Negotiators for SEPTA and transit police are to meet in Philadelphia for a second straight day of bargaining on Thursday, after three hours of talks on Wednesday.

Negotiators for SEPTA and transit police are to meet in Philadelphia for a second straight day of bargaining on Thursday, after three hours of talks on Wednesday.

The strike by 219 transit police enters its eighth day on Thursday.

While negotiators met privately at the offices of the Ballard-Spahr law firm, the transit agency and its police traded accusations over the strike's effect on public safety.

SEPTA challenged claims by the striking police that crimes have increased at SEPTA stations and vehicles during the strike. Most of the crimes cited by the union's spokesman actually happened at nearby stores, said SEPTA spokesman Richard Maloney.

"This deliberate fearmongering by the FOTP's hired PR representative, distributing grossly distorted crime statistics to the media, is a disservice to the officers of the SEPTA Transit Police and Philadelphia Police," said SEPTA spokesman Richard Maloney. He said only 4 of 20 cited crimes happened on SEPTA property, and one of those occurred before the strike began.

Transit police spokesman Anthony Ingargiola acknowledged that detailed police reports showed that many of the crimes did not happen on SEPTA property, but he said the nearby properties typically were protected by transit police, too.

"Whether these numbers are 100 percent accurate or 95 percent accurate or 50 percent accurate, there's no denying that crimes are up," Ingargiola said. "I think the fact is that the public wants us back and SEPTA wants us back, too."

The main sticking point in negotiations appears to be a 35-cent-an-hour difference in a proposed "certification payment" to police. The police are seeking a 50-cent-an-hour payment for each officer, while SEPTA is offering 15 cents an hour.

Officers must meet annual police certification requirements to keep their jobs. The union argues that the officers should be paid extra for meeting those requirements, as are SEPTA locomotive engineers, who get a 57-cents-an-hour certification payment.

SEPTA contends the payment would give police more than other unions and prompt unaffordable new demands from those unions.

The police union and SEPTA had agreed before the strike on the broad parameters of a settlement, in line with the precedent-setting "pattern contract" signed in 2009 with the largest of 17 SEPTA unions, Transport Workers Union Local 234, which represents bus drivers, subway and trolley operators, and mechanics.

That would give the police an 11.5 percent salary increase over the five years of the contract, and an immediate $1,250 "signing bonus" for each officer.

The current starting annual salary for officers is $34,612, topping out at $57,351. SEPTA says that, including overtime pay, the typical officer now collects $62,789 a year. An 11.5-percent increase would boost that to $70,600 after five years.

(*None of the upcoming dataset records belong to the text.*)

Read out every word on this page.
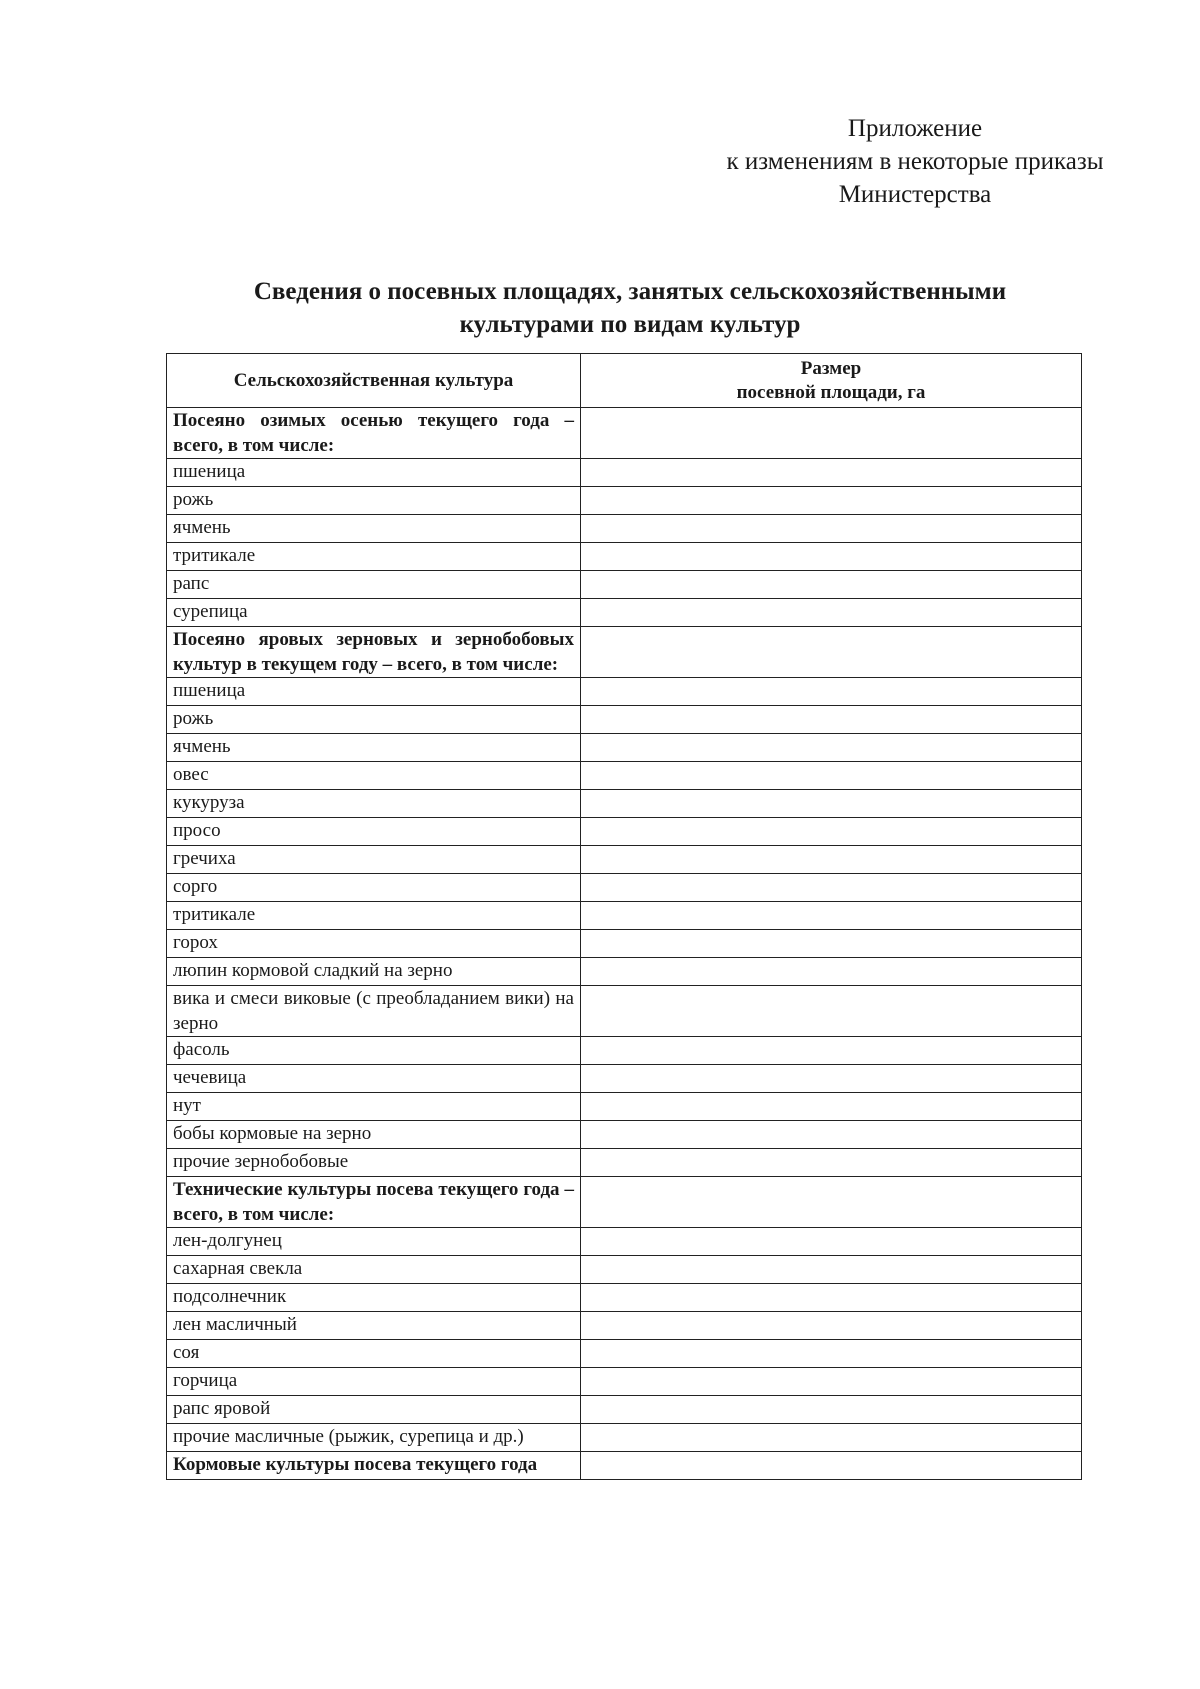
Приложение
к изменениям в некоторые приказы
Министерства
Сведения о посевных площадях, занятых сельскохозяйственными
культурами по видам культур
Сельскохозяйственная культура	Размер
посевной площади, га

Посеяно озимых осенью текущего года – всего, в том числе:	
пшеница	
рожь	
ячмень	
тритикале	
рапс	
сурепица	
Посеяно яровых зерновых и зернобобовых культур в текущем году – всего, в том числе:	
пшеница	
рожь	
ячмень	
овес	
кукуруза	
просо	
гречиха	
сорго	
тритикале	
горох	
люпин кормовой сладкий на зерно	
вика и смеси виковые (с преобладанием вики) на зерно	
фасоль	
чечевица	
нут	
бобы кормовые на зерно	
прочие зернобобовые	
Технические культуры посева текущего года – всего, в том числе:	
лен-долгунец	
сахарная свекла	
подсолнечник	
лен масличный	
соя	
горчица	
рапс яровой	
прочие масличные (рыжик, сурепица и др.)	
Кормовые культуры посева текущего года	
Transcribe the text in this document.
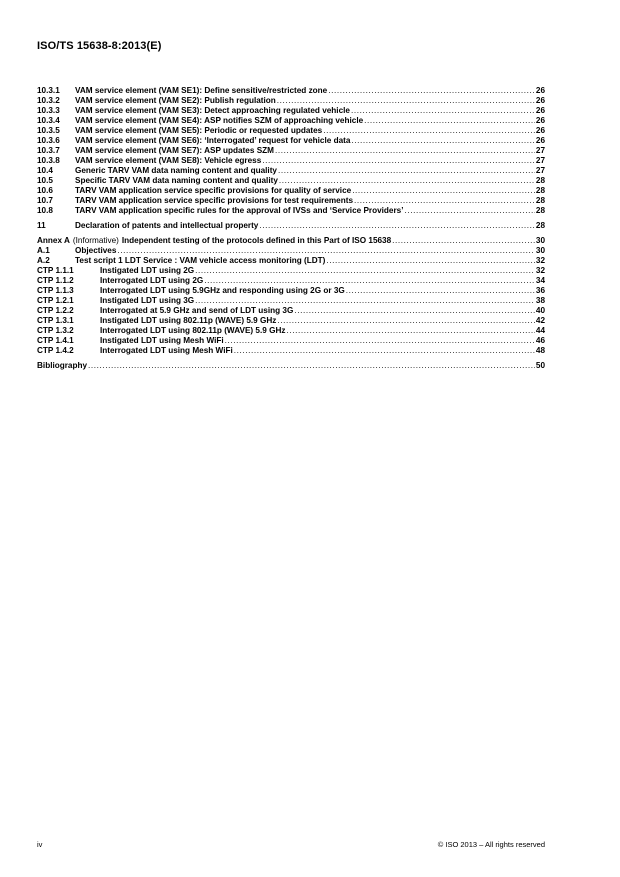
ISO/TS 15638-8:2013(E)
10.3.1	VAM service element (VAM SE1): Define sensitive/restricted zone .....	26
10.3.2	VAM service element (VAM SE2): Publish regulation .....	26
10.3.3	VAM service element (VAM SE3): Detect approaching regulated vehicle .....	26
10.3.4	VAM service element (VAM SE4): ASP notifies SZM of approaching vehicle .....	26
10.3.5	VAM service element (VAM SE5): Periodic or requested updates .....	26
10.3.6	VAM service element (VAM SE6): ‘Interrogated’ request for vehicle data .....	26
10.3.7	VAM service element (VAM SE7): ASP updates SZM .....	27
10.3.8	VAM service element (VAM SE8): Vehicle egress .....	27
10.4	Generic TARV VAM data naming content and quality .....	27
10.5	Specific TARV VAM data naming content and quality .....	28
10.6	TARV VAM application service specific provisions for quality of service .....	28
10.7	TARV VAM application service specific provisions for test requirements .....	28
10.8	TARV VAM application specific rules for the approval of IVSs and ‘Service Providers’ .....	28
11	Declaration of patents and intellectual property .....	28
Annex A (Informative) Independent testing of the protocols defined in this Part of ISO 15638 .....	30
A.1	Objectives .....	30
A.2	Test script 1 LDT Service : VAM vehicle access monitoring (LDT) .....	32
CTP 1.1.1	Instigated LDT using 2G .....	32
CTP 1.1.2	Interrogated LDT using 2G .....	34
CTP 1.1.3	Interrogated LDT using 5.9GHz and responding using 2G or 3G .....	36
CTP 1.2.1	Instigated LDT using 3G .....	38
CTP 1.2.2	Interrogated at 5.9 GHz and send of LDT using 3G .....	40
CTP 1.3.1	Instigated LDT using 802.11p (WAVE) 5.9 GHz .....	42
CTP 1.3.2	Interrogated LDT using 802.11p (WAVE) 5.9 GHz .....	44
CTP 1.4.1	Instigated LDT using Mesh WiFi .....	46
CTP 1.4.2	Interrogated LDT using Mesh WiFi .....	48
Bibliography .....	50
iv	© ISO 2013 – All rights reserved
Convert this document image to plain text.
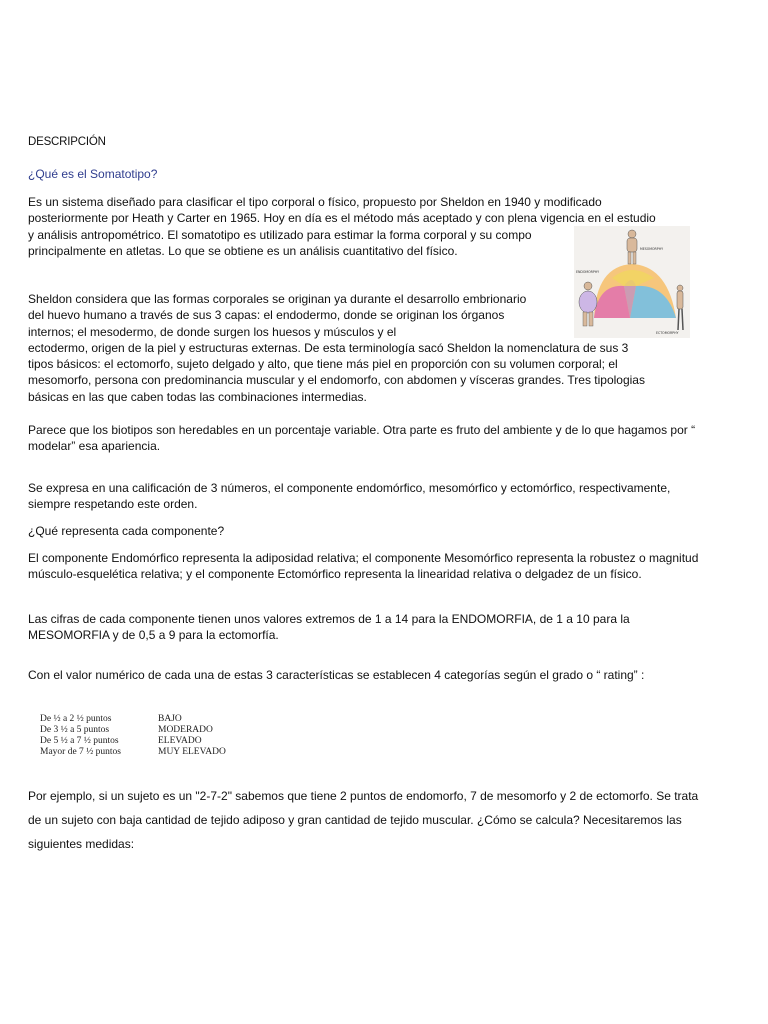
DESCRIPCIÓN
¿Qué es el Somatotipo?

Es un sistema diseñado para clasificar el tipo corporal o físico, propuesto por Sheldon en 1940 y modificado
posteriormente por Heath y Carter en 1965. Hoy en día es el método más aceptado y con plena vigencia en el estudio
y análisis antropométrico. El somatotipo es utilizado para estimar la forma corporal y su compo
principalmente en atletas. Lo que se obtiene es un análisis cuantitativo del físico.

ENDOMORPHY
MESOMORPHY
ECTOMORPHY

Sheldon considera que las formas corporales se originan ya durante el desarrollo embrionario
del huevo humano a través de sus 3 capas: el endodermo, donde se originan los órganos
internos; el mesodermo, de donde surgen los huesos y músculos y el
ectodermo, origen de la piel y estructuras externas. De esta terminología sacó Sheldon la nomenclatura de sus 3
tipos básicos: el ectomorfo, sujeto delgado y alto, que tiene más piel en proporción con su volumen corporal; el
mesomorfo, persona con predominancia muscular y el endomorfo, con abdomen y vísceras grandes. Tres tipologias
básicas en las que caben todas las combinaciones intermedias.

Parece que los biotipos son heredables en un porcentaje variable. Otra parte es fruto del ambiente y de lo que hagamos por “ modelar” esa apariencia.

Se expresa en una calificación de 3 números, el componente endomórfico, mesomórfico y ectomórfico, respectivamente, siempre respetando este orden.

¿Qué representa cada componente?

El componente Endomórfico representa la adiposidad relativa; el componente Mesomórfico representa la robustez o magnitud músculo-esquelética relativa; y el componente Ectomórfico representa la linearidad relativa o delgadez de un físico.

Las cifras de cada componente tienen unos valores extremos de 1 a 14 para la ENDOMORFIA, de 1 a 10 para la MESOMORFIA y de 0,5 a 9 para la ectomorfía.

Con el valor numérico de cada una de estas 3 características se establecen 4 categorías según el grado o “ rating” :

De ½ a 2 ½ puntos	BAJO
De 3 ½ a 5 puntos	MODERADO
De 5 ½ a 7 ½ puntos	ELEVADO
Mayor de 7 ½ puntos	MUY ELEVADO

Por ejemplo, si un sujeto es un "2-7-2" sabemos que tiene 2 puntos de endomorfo, 7 de mesomorfo y 2 de ectomorfo. Se trata de un sujeto con baja cantidad de tejido adiposo y gran cantidad de tejido muscular. ¿Cómo se calcula? Necesitaremos las siguientes medidas:
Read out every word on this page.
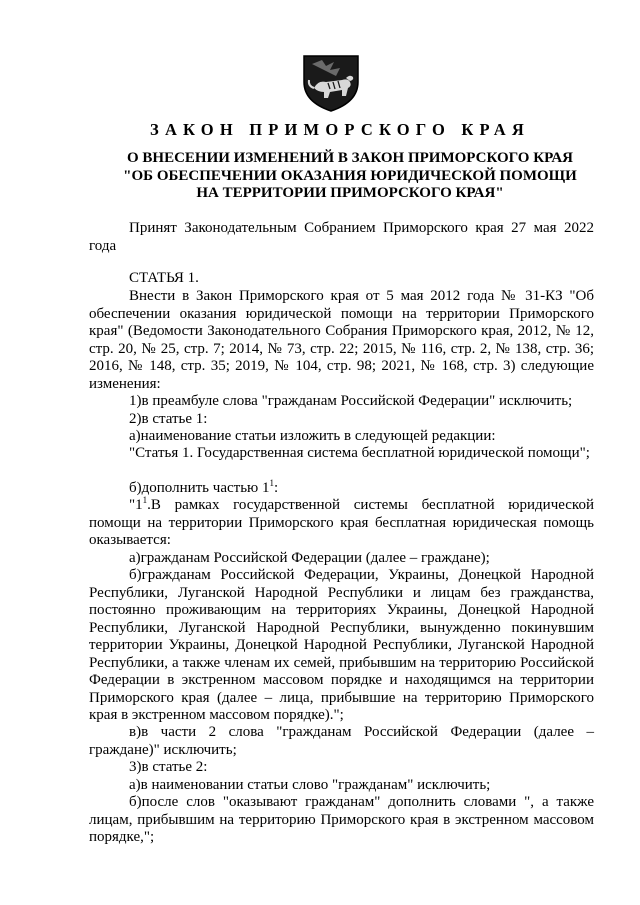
ЗАКОН ПРИМОРСКОГО КРАЯ
О ВНЕСЕНИИ ИЗМЕНЕНИЙ В ЗАКОН ПРИМОРСКОГО КРАЯ
"ОБ ОБЕСПЕЧЕНИИ ОКАЗАНИЯ ЮРИДИЧЕСКОЙ ПОМОЩИ
НА ТЕРРИТОРИИ ПРИМОРСКОГО КРАЯ"

Принят Законодательным Собранием Приморского края 27 мая 2022 года

СТАТЬЯ 1.

Внести в Закон Приморского края от 5 мая 2012 года № 31-КЗ "Об обеспечении оказания юридической помощи на территории Приморского края" (Ведомости Законодательного Собрания Приморского края, 2012, № 12, стр. 20, № 25, стр. 7; 2014, № 73, стр. 22; 2015, № 116, стр. 2, № 138, стр. 36; 2016, № 148, стр. 35; 2019, № 104, стр. 98; 2021, № 168, стр. 3) следующие изменения:

1)в преамбуле слова "гражданам Российской Федерации" исключить;
2)в статье 1:
а)наименование статьи изложить в следующей редакции:

"Статья 1. Государственная система бесплатной юридической помощи";

б)дополнить частью $1^1$:

"$1^1.В$ рамках государственной системы бесплатной юридической помощи на территории Приморского края бесплатная юридическая помощь оказывается:

а)гражданам Российской Федерации (далее – граждане);

б)гражданам Российской Федерации, Украины, Донецкой Народной Республики, Луганской Народной Республики и лицам без гражданства, постоянно проживающим на территориях Украины, Донецкой Народной Республики, Луганской Народной Республики, вынужденно покинувшим территории Украины, Донецкой Народной Республики, Луганской Народной Республики, а также членам их семей, прибывшим на территорию Российской Федерации в экстренном массовом порядке и находящимся на территории Приморского края (далее – лица, прибывшие на территорию Приморского края в экстренном массовом порядке).";

в)в части 2 слова "гражданам Российской Федерации (далее – граждане)" исключить;

3)в статье 2:
а)в наименовании статьи слово "гражданам" исключить;

б)после слов "оказывают гражданам" дополнить словами ", а также лицам, прибывшим на территорию Приморского края в экстренном массовом порядке,";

The transit police argue the 50-cent-an-hour certification pay would cost SEPTA less than other increases, such as higher meal payments and uniform allowances, endorsed by a fact-finder brought in by the Pennsylvania Labor Relations Board last year.

And the police union noted Wednesday that SEPTA had offered a 57-cent-an-hour certification payment to conductors in ongoing negotiations with that union.

"The notion that we're out of pattern is nonsense," said Ingargiola.

The 219 striking officers are losing, on average, $1,357 a week each. It would take an officer nearly two years to make that up if he or she received the additional 35 cents an hour the union is striking for.

SEPTA is saving about $341,000 a week on police salaries during the strike, but is spending about $128,000 a week on temporary security guards and overtime pay for city police, and about $60,000 on overtime pay to its own supervisors.

The agency will save about $3,000 a week by not paying the 35 cents an hour to the police.

Both sides said Wednesday that the continuing negotiations are a good sign that the strike may end soon.